UCLA Killings: More Than What Meets The Eye

Depressed Teenager Man In Black

Source: BigStockPhoto

Junior Editorial Team, Speaking Threads

Today, when I woke up, it was no different day beginning than the ones of the past. The headlines in all digital news web lines were slaughter of a Professor by a Student of the same university – The University of California, Los Angeles (UCLA), a public research university in the Westwood district of Los Angeles, California, United States. Numerous sources acknowledged the victim in the UCLA murder-suicide as William S. Klug, the father of two young children and aged 39, an associate professor of mechanical and aerospace engineering.

Professor Klug known to be brilliant and kind was allegedly shot dead by yet anonymous, Student as he was disgruntled with him for grades allocation. Later the said Student allegedly killed himself; perhaps he thought that his mission was accomplished (and so wrong was he in his perception).

The central questions, which need to be addressed at this moment are more critical than the ghastly incident itself.
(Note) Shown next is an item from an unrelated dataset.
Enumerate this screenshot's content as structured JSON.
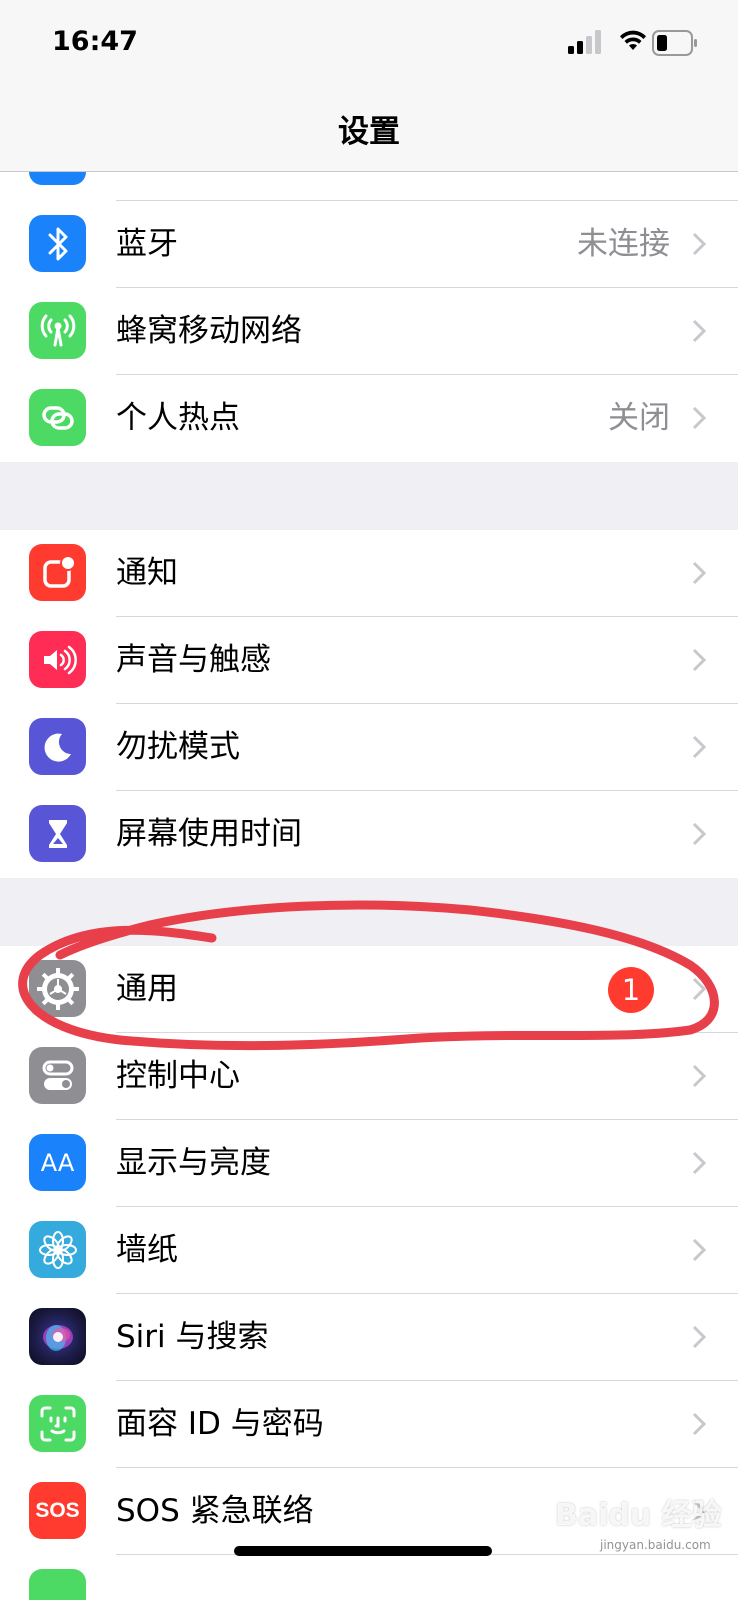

With peer and other pressures of having better grades becoming more and more stressful, is there not a need for a compulsory psychological counselling and orientation within the schools and colleges?

Is it not that, the system of grading should be completely eliminated and a more practical approach towards successful completion of degrees and courses be adopted?
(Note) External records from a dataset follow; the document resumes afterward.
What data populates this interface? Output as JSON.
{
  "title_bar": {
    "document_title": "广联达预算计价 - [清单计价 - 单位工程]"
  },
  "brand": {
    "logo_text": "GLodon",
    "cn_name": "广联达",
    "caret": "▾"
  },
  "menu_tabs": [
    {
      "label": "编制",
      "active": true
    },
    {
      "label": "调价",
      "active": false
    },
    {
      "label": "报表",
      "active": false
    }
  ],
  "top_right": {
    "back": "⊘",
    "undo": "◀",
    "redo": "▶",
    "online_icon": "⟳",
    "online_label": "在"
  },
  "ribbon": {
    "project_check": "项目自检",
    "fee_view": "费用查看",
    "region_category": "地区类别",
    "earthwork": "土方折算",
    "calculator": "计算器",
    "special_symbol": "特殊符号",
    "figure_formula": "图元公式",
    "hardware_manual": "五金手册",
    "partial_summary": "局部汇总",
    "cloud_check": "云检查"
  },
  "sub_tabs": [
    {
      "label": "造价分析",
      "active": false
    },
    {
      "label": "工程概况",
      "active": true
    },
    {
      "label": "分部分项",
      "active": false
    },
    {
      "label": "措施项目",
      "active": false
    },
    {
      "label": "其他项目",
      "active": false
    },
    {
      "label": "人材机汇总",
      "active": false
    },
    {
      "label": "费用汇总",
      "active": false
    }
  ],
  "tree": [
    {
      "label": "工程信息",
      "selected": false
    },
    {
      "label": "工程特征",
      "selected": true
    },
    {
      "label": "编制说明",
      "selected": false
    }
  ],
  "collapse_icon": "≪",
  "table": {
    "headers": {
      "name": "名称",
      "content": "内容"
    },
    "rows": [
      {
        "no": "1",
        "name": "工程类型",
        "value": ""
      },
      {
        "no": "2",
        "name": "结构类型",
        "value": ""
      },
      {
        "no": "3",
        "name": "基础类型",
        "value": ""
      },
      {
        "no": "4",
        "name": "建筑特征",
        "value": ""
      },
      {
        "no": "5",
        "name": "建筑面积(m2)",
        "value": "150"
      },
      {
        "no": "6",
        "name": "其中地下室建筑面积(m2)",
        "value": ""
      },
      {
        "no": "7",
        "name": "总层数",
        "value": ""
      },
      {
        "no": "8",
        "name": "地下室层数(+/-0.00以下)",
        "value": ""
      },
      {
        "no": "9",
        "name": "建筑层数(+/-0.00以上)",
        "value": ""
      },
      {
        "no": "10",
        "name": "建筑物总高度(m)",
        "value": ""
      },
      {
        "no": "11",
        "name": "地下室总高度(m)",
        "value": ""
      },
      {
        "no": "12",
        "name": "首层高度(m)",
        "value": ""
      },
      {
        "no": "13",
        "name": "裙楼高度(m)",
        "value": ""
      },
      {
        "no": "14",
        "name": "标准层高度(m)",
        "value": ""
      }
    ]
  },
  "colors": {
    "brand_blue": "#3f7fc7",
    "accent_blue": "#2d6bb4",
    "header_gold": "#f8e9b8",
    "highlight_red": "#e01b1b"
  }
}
Is it not that each and every grading mechanism should be re-checked, confirmed and affirmed by at least 2 academicians and 1 senior student?

Grading is subjective, can we not have an objective methodology with student himself or herself involved in assessment (self-assessment)?
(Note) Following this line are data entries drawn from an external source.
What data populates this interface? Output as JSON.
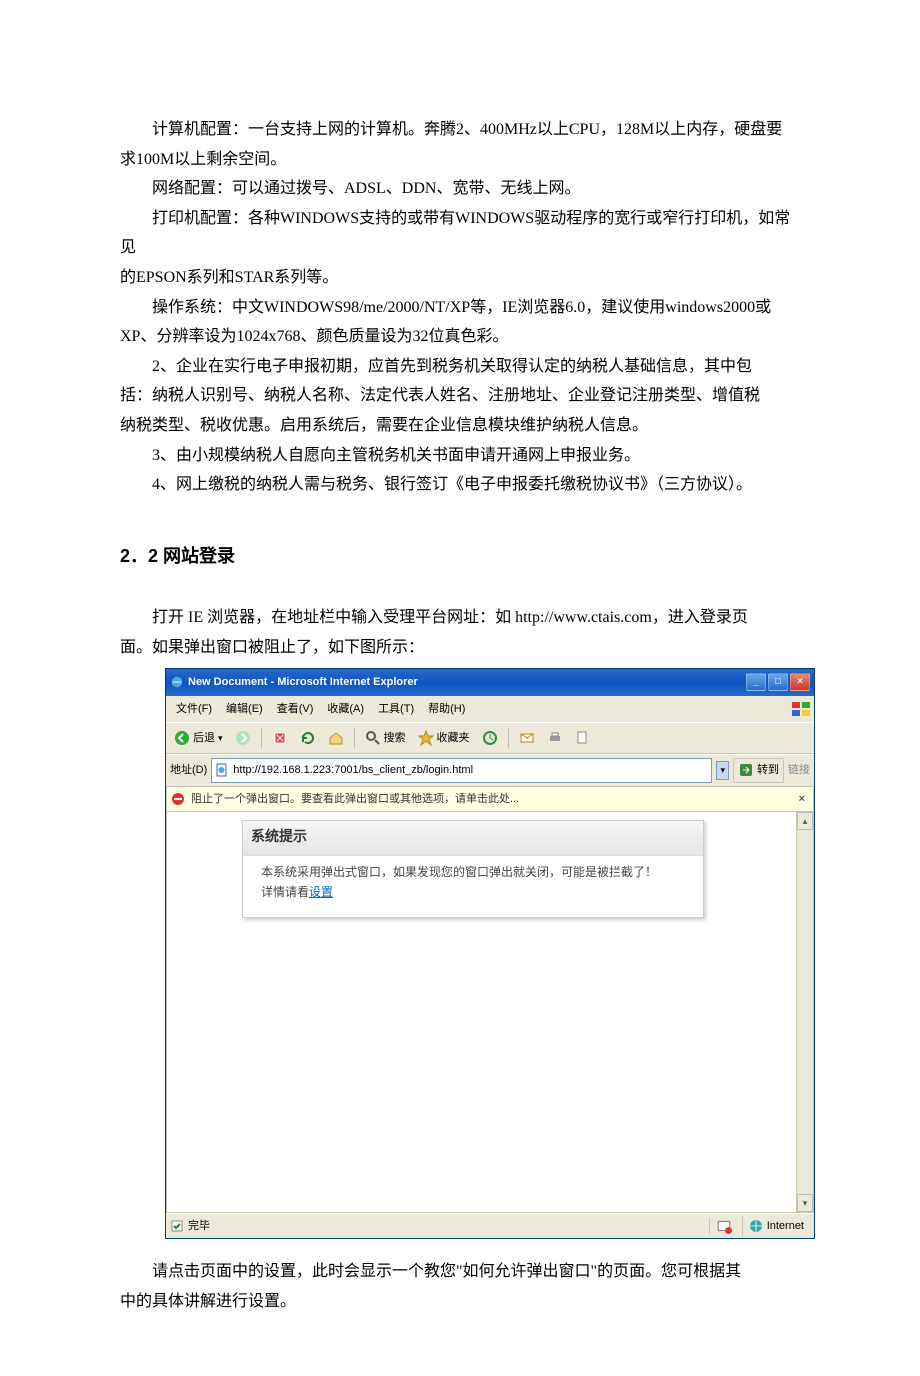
{
  "doc": {
    "p1a": "计算机配置：一台支持上网的计算机。奔腾2、400MHz以上CPU，128M以上内存，硬盘要",
    "p1b": "求100M以上剩余空间。",
    "p2": "网络配置：可以通过拨号、ADSL、DDN、宽带、无线上网。",
    "p3a": "打印机配置：各种WINDOWS支持的或带有WINDOWS驱动程序的宽行或窄行打印机，如常见",
    "p3b": "的EPSON系列和STAR系列等。",
    "p4a": "操作系统：中文WINDOWS98/me/2000/NT/XP等，IE浏览器6.0，建议使用windows2000或",
    "p4b": "XP、分辨率设为1024x768、颜色质量设为32位真色彩。",
    "p5a": "2、企业在实行电子申报初期，应首先到税务机关取得认定的纳税人基础信息，其中包",
    "p5b": "括：纳税人识别号、纳税人名称、法定代表人姓名、注册地址、企业登记注册类型、增值税",
    "p5c": "纳税类型、税收优惠。启用系统后，需要在企业信息模块维护纳税人信息。",
    "p6": "3、由小规模纳税人自愿向主管税务机关书面申请开通网上申报业务。",
    "p7": "4、网上缴税的纳税人需与税务、银行签订《电子申报委托缴税协议书》（三方协议）。",
    "h2": "2．2 网站登录",
    "p8a": "打开 IE 浏览器，在地址栏中输入受理平台网址：如 http://www.ctais.com，进入登录页",
    "p8b": "面。如果弹出窗口被阻止了，如下图所示：",
    "p9a": "请点击页面中的设置，此时会显示一个教您\"如何允许弹出窗口\"的页面。您可根据其",
    "p9b": "中的具体讲解进行设置。"
  },
  "ie": {
    "title": "New Document - Microsoft Internet Explorer",
    "menu": {
      "m0": "文件(F)",
      "m1": "编辑(E)",
      "m2": "查看(V)",
      "m3": "收藏(A)",
      "m4": "工具(T)",
      "m5": "帮助(H)"
    },
    "toolbar": {
      "back": "后退",
      "search": "搜索",
      "fav": "收藏夹"
    },
    "addr": {
      "label": "地址(D)",
      "url": "http://192.168.1.223:7001/bs_client_zb/login.html",
      "go": "转到",
      "links": "链接"
    },
    "infobar": {
      "text": "阻止了一个弹出窗口。要查看此弹出窗口或其他选项，请单击此处...",
      "close": "×"
    },
    "msg": {
      "title": "系统提示",
      "line1": "本系统采用弹出式窗口，如果发现您的窗口弹出就关闭，可能是被拦截了！",
      "line2a": "详情请看",
      "link": "设置"
    },
    "status": {
      "done": "完毕",
      "zone": "Internet"
    }
  }
}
Finally, can we not ban guns unconditionally and absolutely from the student campuses?

With the two lives gone, the mystery will never be resolved as to what was the real cause of the trigger. The circumstantial evidence and the speculative hypothesis will lead to closure of the case as both the accused and the victim are dead. The accused could have been innocent (as he has not been proven guilty in the eyes of law – he is not alive to defend himself – maybe he himself was a victim of circumstances – the system itself). Whereas the innocent Professor was merely subjectively discharging his onerous duty. Little did he know that his subjective discharge would become objectively fatal?

Whatever be the real cause, there can be no doubt that what happened in UCLA on 1st June was most unfortunate and saddening. It rendered parents lose their child, wife her husband, children their father, siblings their brother(s) and friends their friends.

It is high time that schools, colleges and universities or for that matter any educational institution(s) reboot their approach to the methodology of impart of education.